Example Signed Request
POST https://example.org/hooks
User-Agent: intercom-parrot-service-client/1.0
X-Hub-Signature: sha1=21ff2e149e0fdcac6f947740f6177f6434bda921
Accept: application/json
Content-Type: application/json
{
"type" : "notification_event",
"id" : "notif_78c122d0-23ba-11e4-9464-79b01267cc2e",
"topic" : "user.created",
"app_id" : "a86dr8yl",
"data" : {
"type" : "notification_event_data",
"item" : {
"type" : "user",
"id" : "530370b477ad7120001d",
"user_id" : "25",
"name" : "Hoban Washburne",
"unsubscribed_from_emails" : false,
"custom_attributes" : {}
}
}
}
You can request notifications from Intercom are signed by adding a hub_secret field to the subscription.
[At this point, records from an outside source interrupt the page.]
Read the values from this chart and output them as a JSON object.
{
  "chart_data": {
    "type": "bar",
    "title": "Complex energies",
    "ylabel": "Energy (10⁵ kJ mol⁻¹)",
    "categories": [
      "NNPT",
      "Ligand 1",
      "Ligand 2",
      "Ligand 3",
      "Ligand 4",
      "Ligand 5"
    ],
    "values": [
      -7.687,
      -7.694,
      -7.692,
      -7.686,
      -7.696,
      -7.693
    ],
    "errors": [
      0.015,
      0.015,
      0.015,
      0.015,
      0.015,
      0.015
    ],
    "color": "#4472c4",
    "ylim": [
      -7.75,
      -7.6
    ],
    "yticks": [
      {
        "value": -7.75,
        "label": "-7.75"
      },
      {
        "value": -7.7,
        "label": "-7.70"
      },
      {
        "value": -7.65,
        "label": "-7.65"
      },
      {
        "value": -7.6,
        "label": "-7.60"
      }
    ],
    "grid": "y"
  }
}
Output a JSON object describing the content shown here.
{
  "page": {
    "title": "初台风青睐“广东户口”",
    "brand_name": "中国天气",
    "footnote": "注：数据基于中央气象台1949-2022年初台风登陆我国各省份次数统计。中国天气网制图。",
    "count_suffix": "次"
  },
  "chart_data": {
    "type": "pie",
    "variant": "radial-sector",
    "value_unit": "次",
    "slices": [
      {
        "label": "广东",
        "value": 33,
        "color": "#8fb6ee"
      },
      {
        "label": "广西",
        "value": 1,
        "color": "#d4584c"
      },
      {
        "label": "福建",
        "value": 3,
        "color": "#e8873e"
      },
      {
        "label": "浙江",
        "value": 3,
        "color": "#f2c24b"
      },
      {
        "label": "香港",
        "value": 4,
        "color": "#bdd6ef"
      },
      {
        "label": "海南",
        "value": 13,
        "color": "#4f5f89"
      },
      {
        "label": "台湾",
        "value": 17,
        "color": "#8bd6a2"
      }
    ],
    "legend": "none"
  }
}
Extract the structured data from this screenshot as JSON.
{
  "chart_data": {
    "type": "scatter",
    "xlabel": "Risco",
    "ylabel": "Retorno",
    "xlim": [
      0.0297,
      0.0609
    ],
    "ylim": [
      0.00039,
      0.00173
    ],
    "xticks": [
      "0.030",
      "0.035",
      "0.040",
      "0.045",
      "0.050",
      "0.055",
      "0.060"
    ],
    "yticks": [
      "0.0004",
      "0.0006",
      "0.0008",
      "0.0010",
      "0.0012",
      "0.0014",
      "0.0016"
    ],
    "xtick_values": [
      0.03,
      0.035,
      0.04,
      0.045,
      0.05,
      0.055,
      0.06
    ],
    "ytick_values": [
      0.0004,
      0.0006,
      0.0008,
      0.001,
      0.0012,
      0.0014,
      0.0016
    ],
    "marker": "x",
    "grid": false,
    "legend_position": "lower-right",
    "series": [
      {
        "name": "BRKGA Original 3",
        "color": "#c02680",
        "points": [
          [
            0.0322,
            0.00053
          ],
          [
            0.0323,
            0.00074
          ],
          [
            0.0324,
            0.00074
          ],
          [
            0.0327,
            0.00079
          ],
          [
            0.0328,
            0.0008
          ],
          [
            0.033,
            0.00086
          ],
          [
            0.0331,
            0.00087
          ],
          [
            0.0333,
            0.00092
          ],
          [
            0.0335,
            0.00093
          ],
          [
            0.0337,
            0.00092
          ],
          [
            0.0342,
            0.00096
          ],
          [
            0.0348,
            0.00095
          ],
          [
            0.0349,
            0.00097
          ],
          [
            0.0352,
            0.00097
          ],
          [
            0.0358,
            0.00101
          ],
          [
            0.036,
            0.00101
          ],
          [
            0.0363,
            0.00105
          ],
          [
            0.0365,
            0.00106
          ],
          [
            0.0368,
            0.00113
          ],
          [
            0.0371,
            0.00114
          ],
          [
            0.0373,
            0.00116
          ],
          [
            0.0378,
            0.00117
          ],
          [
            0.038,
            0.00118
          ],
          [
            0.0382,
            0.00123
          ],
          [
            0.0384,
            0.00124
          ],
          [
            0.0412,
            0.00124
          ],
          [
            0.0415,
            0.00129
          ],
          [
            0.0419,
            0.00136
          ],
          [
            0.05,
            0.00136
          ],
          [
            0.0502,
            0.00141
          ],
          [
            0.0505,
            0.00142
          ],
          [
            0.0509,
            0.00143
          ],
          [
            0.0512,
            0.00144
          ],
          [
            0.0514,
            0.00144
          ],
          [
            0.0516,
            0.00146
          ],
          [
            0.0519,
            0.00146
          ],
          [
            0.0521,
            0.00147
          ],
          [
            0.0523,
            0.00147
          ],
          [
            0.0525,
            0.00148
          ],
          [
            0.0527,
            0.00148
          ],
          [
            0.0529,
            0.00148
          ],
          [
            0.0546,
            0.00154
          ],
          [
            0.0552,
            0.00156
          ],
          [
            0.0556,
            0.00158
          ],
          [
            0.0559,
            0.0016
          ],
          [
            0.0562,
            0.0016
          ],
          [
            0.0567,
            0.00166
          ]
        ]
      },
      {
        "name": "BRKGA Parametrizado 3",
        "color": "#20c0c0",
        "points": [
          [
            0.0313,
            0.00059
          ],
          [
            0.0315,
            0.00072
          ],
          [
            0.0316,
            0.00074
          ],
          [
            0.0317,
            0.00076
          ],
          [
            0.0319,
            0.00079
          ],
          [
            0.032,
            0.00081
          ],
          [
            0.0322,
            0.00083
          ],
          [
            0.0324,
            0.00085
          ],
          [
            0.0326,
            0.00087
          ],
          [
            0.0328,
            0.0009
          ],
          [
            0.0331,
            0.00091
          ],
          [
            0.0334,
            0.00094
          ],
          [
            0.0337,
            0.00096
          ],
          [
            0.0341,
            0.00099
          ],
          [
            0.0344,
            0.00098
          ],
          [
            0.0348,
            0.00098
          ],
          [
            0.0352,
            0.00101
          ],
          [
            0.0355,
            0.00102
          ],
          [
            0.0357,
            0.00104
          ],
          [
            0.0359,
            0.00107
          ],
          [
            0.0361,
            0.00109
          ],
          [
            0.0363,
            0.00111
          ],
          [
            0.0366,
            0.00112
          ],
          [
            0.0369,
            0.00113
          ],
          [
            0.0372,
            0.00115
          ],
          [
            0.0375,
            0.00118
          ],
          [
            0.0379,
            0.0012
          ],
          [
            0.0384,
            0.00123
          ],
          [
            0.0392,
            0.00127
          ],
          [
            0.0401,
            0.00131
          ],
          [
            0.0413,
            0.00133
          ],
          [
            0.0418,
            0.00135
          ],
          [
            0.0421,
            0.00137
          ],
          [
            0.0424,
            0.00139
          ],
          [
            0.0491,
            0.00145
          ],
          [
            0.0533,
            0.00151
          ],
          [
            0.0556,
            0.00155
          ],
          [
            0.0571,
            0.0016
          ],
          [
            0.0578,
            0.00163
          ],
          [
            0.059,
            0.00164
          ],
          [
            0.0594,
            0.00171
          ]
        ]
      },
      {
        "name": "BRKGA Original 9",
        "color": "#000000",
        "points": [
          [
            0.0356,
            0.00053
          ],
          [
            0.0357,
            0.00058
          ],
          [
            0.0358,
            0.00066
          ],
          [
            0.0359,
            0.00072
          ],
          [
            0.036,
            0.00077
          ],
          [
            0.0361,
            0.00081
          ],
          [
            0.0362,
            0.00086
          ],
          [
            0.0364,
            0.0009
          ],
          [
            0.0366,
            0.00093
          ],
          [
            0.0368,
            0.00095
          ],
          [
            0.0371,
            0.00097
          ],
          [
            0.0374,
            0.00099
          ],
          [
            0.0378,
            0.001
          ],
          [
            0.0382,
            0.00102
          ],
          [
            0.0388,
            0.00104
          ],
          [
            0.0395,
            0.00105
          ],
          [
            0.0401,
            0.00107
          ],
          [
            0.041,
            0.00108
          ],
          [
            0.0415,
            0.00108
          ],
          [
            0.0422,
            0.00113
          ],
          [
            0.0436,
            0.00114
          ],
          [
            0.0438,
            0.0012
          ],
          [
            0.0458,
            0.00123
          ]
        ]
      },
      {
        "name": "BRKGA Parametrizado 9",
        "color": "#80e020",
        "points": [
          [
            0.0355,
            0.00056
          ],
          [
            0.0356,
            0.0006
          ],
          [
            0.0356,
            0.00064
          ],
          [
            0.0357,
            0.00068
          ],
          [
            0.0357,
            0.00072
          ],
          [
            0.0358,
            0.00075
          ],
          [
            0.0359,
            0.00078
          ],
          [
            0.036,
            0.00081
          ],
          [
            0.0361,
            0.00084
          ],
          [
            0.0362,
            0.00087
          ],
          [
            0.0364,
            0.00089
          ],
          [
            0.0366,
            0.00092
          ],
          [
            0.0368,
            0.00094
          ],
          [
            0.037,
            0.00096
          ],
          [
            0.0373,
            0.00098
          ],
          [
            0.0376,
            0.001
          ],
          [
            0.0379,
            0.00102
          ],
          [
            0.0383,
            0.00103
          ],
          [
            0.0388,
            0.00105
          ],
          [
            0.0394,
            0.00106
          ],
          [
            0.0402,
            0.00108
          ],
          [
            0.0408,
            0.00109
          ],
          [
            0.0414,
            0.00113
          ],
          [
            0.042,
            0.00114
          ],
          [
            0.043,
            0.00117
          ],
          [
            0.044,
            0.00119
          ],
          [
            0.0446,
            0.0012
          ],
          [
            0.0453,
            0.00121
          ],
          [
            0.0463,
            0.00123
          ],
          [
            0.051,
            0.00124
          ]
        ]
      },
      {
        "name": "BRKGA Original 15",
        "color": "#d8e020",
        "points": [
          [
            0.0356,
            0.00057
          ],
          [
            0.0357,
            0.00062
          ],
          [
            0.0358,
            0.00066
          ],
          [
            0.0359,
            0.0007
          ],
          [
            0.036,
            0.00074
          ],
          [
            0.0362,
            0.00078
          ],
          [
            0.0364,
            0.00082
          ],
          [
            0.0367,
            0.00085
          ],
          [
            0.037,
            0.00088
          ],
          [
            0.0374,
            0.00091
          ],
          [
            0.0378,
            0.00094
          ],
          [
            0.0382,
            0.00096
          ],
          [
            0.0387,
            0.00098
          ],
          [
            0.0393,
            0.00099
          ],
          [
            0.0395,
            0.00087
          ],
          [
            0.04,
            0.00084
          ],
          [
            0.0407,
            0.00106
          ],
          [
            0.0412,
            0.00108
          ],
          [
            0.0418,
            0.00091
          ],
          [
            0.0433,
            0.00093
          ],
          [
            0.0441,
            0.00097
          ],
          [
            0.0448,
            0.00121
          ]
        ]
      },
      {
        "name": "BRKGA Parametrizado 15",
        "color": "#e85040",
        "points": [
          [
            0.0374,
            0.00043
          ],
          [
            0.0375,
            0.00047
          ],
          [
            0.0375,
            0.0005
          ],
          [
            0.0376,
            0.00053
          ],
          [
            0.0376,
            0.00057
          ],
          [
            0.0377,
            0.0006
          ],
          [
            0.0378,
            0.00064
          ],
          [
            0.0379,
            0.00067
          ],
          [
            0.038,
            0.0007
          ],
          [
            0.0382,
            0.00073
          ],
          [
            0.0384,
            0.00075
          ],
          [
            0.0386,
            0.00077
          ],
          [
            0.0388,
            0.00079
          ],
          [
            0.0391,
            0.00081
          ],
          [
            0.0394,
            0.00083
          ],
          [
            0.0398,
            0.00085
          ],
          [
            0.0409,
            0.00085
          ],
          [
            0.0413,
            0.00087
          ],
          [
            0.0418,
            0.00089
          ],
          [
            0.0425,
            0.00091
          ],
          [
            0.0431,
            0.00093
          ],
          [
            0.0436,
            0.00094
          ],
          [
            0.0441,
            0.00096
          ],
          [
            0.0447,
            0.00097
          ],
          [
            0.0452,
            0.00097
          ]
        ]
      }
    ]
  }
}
The value of the hub_secret is used as the key to create a hash signature of the JSON notification The digest is then sent using an X-Hub-Signature header in the request and can be verified by the receiving webhook.
The signature is the hexadecimal (40-byte) representation of a SHA-1 signature computed using the HMAC algorithm as defined in RFC2104.
The X-Hub-Signature header value starts with the string sha1= followed by the signature - for example, X-Hub-Signature: sha1=21ff2e149e0fdcac6f947740f6177f6434bda921.